Dawn Zurcher DPE Checkride Gouges
Designated Pilot Examiner • (Dawn Echolouise Zurcher) • Location coming soon
↓ View 1 available gouge reportOral Emphasis
Dawn's oral is heavily anchored in cross-country planning and navigation. She uses your nav log as the backbone of the conversation and branches out from there into performance, weather, and airport operations. Key topic areas reported include:
- Cross-country planning: Route selection rationale, altitude choice, and how you calculated every block of the nav log — climb, cruise, and descent segments including interpolation.
- Weight and balance: She may give you two separate scenarios, including one that is weight-limited and requires you to adjust fuel load accordingly. Be ready to work through both a light and a heavy configuration.
- Performance and density altitude: How you derived cruise and climb performance data, the effects of pressure altitude, density altitude, moisture, and other factors on aircraft performance.
- Navigation theory: True course vs. true heading, magnetic variation, wind correction angle, and how each feeds into your nav log calculations.
- Fuel planning: ETE calculations, fuel burn, and day VFR fuel reserve requirements.
- Airport operations: Taxiway and runway signage (including ILS hold short signs and runway remaining distance signs), taxi procedures, hold short line rules, and runway incursion avoidance.

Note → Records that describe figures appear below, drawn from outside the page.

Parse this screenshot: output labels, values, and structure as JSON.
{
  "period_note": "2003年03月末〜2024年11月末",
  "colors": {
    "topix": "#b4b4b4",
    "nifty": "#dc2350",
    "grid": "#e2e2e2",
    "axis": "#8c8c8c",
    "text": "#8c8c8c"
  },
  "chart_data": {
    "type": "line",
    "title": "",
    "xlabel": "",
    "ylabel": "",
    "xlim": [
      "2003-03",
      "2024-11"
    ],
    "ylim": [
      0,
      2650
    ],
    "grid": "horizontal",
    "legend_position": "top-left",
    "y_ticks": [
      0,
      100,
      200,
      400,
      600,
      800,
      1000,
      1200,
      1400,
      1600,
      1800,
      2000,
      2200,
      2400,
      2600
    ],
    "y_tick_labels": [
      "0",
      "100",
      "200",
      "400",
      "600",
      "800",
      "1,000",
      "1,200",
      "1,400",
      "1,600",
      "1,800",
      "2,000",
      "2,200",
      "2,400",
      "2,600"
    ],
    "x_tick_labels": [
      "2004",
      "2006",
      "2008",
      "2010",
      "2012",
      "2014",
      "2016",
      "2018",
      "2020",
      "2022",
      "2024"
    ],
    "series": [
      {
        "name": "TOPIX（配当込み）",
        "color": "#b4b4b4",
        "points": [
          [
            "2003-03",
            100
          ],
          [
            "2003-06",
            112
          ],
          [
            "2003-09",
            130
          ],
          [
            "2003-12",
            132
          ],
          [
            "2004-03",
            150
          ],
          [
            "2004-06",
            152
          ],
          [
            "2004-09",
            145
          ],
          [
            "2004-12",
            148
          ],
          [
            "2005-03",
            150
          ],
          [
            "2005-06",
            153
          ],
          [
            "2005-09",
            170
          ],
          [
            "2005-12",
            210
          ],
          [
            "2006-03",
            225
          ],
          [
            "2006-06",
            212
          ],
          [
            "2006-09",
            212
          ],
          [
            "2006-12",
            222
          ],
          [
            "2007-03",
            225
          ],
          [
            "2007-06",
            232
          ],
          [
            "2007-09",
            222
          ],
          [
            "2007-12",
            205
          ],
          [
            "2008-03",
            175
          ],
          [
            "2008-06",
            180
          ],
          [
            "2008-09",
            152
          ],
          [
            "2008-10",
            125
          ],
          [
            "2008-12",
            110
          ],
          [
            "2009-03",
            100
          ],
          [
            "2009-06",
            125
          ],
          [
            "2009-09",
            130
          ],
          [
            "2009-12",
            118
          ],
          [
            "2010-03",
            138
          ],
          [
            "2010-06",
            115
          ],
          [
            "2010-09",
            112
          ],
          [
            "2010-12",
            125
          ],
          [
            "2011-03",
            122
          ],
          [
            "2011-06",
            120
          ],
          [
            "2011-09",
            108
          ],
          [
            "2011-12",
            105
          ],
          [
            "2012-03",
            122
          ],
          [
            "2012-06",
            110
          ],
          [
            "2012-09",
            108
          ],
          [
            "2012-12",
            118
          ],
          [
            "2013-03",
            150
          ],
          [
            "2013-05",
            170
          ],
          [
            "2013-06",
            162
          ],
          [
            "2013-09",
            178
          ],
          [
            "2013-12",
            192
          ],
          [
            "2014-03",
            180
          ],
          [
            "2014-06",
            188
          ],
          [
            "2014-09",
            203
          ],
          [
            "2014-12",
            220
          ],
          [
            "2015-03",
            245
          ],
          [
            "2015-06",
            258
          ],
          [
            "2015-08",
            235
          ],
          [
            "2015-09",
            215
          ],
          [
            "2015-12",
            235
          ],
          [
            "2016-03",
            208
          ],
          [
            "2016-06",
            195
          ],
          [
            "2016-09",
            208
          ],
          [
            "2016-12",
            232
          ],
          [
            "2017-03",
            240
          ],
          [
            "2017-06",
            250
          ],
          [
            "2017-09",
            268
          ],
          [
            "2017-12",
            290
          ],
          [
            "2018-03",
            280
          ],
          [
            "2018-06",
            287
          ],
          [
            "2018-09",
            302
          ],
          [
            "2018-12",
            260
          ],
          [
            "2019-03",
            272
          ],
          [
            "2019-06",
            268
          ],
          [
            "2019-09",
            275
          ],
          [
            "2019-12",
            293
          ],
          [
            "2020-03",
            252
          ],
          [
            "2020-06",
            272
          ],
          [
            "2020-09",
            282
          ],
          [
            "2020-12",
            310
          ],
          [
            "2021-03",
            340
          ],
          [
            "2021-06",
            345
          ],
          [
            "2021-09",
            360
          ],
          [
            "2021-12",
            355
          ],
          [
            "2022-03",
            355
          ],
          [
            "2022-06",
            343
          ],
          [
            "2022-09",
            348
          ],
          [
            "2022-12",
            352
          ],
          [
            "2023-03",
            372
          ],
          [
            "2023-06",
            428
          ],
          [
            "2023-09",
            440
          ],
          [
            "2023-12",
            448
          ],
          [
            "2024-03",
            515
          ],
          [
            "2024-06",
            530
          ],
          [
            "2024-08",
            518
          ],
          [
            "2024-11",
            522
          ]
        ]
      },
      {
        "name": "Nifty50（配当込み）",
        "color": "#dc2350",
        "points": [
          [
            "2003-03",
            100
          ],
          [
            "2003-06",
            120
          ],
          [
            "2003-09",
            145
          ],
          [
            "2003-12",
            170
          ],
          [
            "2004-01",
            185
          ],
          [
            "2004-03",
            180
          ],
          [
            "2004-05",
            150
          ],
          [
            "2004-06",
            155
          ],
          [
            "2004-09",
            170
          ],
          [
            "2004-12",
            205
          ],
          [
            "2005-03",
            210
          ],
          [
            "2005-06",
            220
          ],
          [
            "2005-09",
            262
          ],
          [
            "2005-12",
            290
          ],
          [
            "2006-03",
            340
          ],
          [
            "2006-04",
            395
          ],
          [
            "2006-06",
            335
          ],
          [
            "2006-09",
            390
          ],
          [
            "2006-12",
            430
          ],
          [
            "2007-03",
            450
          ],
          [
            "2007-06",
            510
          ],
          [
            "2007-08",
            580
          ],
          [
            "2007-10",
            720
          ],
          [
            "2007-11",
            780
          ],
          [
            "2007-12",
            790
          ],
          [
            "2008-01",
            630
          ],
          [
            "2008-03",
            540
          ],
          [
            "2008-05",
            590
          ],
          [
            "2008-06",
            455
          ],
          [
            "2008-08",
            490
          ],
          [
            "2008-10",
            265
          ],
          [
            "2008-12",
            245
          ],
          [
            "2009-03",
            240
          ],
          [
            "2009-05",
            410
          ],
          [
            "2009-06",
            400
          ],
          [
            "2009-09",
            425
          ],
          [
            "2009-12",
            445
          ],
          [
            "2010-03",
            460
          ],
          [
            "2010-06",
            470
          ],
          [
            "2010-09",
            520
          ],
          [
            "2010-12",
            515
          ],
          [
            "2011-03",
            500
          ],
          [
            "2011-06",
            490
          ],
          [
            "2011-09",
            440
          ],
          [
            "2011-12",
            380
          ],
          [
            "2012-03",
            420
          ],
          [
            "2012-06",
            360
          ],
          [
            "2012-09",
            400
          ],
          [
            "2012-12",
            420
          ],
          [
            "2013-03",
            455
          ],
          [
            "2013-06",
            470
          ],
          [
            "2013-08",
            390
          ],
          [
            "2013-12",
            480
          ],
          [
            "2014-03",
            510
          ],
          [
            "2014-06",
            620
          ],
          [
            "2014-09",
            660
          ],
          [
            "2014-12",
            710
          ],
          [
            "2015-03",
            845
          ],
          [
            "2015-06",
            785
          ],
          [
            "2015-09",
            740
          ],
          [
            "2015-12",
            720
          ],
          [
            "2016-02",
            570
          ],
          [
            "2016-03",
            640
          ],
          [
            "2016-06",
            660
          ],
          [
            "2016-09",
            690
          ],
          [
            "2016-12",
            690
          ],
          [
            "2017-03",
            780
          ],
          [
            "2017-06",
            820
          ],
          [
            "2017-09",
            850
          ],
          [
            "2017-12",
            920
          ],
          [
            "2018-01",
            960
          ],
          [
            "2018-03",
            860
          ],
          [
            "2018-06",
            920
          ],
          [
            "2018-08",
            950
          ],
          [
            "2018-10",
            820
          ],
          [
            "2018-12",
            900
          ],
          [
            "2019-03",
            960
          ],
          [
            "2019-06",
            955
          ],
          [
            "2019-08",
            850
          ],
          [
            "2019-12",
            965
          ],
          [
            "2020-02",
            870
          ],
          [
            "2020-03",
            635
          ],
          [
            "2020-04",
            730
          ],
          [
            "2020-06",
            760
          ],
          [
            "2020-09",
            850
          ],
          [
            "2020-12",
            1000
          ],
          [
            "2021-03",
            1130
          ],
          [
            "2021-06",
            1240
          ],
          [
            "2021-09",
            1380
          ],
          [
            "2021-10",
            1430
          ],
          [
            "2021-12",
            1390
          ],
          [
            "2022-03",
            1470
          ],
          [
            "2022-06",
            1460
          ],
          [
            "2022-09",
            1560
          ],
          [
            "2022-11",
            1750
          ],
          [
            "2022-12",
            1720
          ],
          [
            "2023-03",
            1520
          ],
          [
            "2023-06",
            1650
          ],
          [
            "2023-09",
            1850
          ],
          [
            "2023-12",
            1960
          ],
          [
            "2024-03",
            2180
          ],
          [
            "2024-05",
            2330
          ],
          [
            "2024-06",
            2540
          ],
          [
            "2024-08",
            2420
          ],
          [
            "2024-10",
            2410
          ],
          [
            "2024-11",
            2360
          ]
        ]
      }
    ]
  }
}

- Preflight action requirements: What FAR 91.103 requires and the importance of checking runway lengths at departure and destination airports.
Common Questions
Pilots reported question styles that are methodical and scenario-based rather than rapid-fire quiz format. Examples of how she probes:
- Walks through each column of the nav log and asks you to explain how and why you arrived at each number.
- Asks you to explain your route and altitude selection — not just what you chose but the reasoning behind it.
- Presents a weight and balance scenario with specific passenger weights that push the airplane near its limits, then asks you to determine the maximum allowable fuel.
- Asks about the relationship between different navigation concepts (e.g., how true course becomes true heading, how wind correction angle is applied).
- Questions about airport signage — what specific signs look like and what they mean in context.
Examiner Style
Dawn is organized and expects you to be the same. Pilots noted that coming in with materials well-arranged — nav logs, weather, chart supplements, airport diagrams, and weight and balance sheets separated and easy to reference — set a positive tone from the start. The oral follows a logical flow that builds from your cross-country plan outward, so it feels conversational but thorough. She lets you lay out your reference materials and work through explanations at your own pace, but she expects you to genuinely understand the material, not just recite it.
What Surprised Pilots
- The depth of the weight and balance portion stood out — two full scenarios rather than one, with the second specifically designed to test whether you could recognize a weight limitation and adjust fuel accordingly.
- The level of detail expected on nav log calculations was notable. She doesn't just glance at the bottom-line numbers — she wants to know how you interpolated climb, cruise, and descent performance data to fill in each block.
- Organization mattered more than some pilots expected. Having everything printed, typed, and sorted into a pocket folder made a visible difference in how smoothly the oral flowed.
Ratings & Checkride Types
- PPL (Private Pilot)
Transparency Disclaimer: This page summarizes patterns reported by applicants. It is not an endorsement, prediction, or guarantee of checkride outcome. Every checkride varies based on the applicant and circumstances.